Take a journalism class and you'll find out: "news" is defined by journalists as unusual, timely information. Traffic deaths happen all the time, so they generally don't qualify as news. Planes almost never crash, so when one does, that's news. Really. This goes way beyond the well-known "if it bleeds, it leads." Professional journalists are trained not to report on things that routinely happen. That's simply not their job.

It stands to reason that professional journalists, and the organizations they work for, are uniquely unqualified to cover long-term trends, change fundamental misconceptions about the world, or foster the public awareness necessary to solve routine problems like the yearly death of 40,000 Americans in twisted piles of smoking metal.

OK, so I'm exaggerating a bit. Newspapers and other journalistic organizations do investigative reporting, analysis, etc., that does not qualify as "news". But the fundamental truth remains: if you are primarily interested in gathering information that will help you know about, understand and solve the real problems in your life, looking only to "news" sources is, by definition, going to send you down the wrong path.

The other major problem with journalists is "objectivity". Objectivity has always been a sham, since journalists have this built-in bias toward "news", and even the most dedicated, fair-minded journalist filters events according to this bias. However, in recent years, "objectivity" has devolved to mean choosing exactly two "sides" of a notional "debate" about the story and presenting those sides' biased, self-serving perspectives verbatim. Obviously, this does not yield objectivity in the sense most people undertand it. More often than not, journalists eschew even this faux objectivity by providing exactly one perspective.

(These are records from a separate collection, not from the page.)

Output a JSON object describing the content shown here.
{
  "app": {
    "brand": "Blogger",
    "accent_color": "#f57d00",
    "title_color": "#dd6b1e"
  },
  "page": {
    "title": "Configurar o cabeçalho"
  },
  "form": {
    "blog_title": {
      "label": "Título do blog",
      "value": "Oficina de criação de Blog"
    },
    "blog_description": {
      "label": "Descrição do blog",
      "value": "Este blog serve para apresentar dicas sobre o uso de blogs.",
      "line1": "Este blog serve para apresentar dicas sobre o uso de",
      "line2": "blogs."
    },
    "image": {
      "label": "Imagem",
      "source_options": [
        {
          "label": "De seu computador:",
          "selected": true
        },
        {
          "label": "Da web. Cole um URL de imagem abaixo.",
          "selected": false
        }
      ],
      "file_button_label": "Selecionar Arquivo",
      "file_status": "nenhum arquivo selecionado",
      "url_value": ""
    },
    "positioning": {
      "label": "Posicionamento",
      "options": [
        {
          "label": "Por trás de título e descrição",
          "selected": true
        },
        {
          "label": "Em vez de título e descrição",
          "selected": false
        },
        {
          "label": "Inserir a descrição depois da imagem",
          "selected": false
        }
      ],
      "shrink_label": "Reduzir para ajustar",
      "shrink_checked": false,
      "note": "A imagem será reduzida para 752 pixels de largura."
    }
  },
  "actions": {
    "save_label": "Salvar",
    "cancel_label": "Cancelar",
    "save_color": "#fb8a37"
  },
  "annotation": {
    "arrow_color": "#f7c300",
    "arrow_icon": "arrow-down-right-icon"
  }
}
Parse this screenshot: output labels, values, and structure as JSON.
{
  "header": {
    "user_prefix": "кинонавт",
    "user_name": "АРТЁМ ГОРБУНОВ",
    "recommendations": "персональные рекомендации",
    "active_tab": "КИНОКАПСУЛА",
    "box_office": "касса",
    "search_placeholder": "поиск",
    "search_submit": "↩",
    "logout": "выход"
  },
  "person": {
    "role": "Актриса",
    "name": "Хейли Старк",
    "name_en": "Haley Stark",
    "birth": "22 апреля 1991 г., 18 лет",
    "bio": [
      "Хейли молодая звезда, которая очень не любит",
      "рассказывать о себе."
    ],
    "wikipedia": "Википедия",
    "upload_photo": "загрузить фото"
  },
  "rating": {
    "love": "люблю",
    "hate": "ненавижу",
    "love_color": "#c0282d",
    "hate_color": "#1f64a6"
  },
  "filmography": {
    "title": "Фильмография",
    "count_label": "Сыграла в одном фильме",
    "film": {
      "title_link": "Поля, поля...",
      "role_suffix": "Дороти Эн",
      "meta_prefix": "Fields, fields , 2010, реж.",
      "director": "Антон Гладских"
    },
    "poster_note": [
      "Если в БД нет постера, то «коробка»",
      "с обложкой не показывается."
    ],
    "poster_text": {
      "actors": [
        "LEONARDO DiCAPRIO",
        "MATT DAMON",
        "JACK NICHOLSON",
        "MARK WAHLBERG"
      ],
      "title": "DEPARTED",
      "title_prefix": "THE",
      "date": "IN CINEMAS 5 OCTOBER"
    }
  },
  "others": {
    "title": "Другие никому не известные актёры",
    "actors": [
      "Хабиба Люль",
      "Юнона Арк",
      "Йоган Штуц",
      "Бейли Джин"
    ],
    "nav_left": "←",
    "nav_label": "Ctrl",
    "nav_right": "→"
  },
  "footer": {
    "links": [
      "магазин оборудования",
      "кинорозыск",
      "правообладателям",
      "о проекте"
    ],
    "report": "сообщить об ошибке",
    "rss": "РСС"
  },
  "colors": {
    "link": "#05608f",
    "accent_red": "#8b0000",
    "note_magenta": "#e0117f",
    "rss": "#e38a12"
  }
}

When was the last time you read a report on a recent arrest that quoted the accused?

Some journalists, however, go all out with an independent investigation of the facts. It's rare, but it definitely happens, and good journalists from better news organizations always strive to infuse their stories with independently verified information - in essence, the truth. This "fact checking" is often cited as a reason to trust the professionals. Unfortunately, with rare exceptions, journalists are professionals only in the journalism field. Their understanding of complex issues pales in comparison to that of experts in relevant fields. This is obvious whenever you read a news story about a field you are expert in - you will always find factual inaccuracies, ommissions, and misrepresentations in the story. A news story that reports accurately on a complex or technical subject does come around once in a while, but you have to assume that if you're unfamiliar with the topic of the story, the truth is being misrepresented in some substantial way.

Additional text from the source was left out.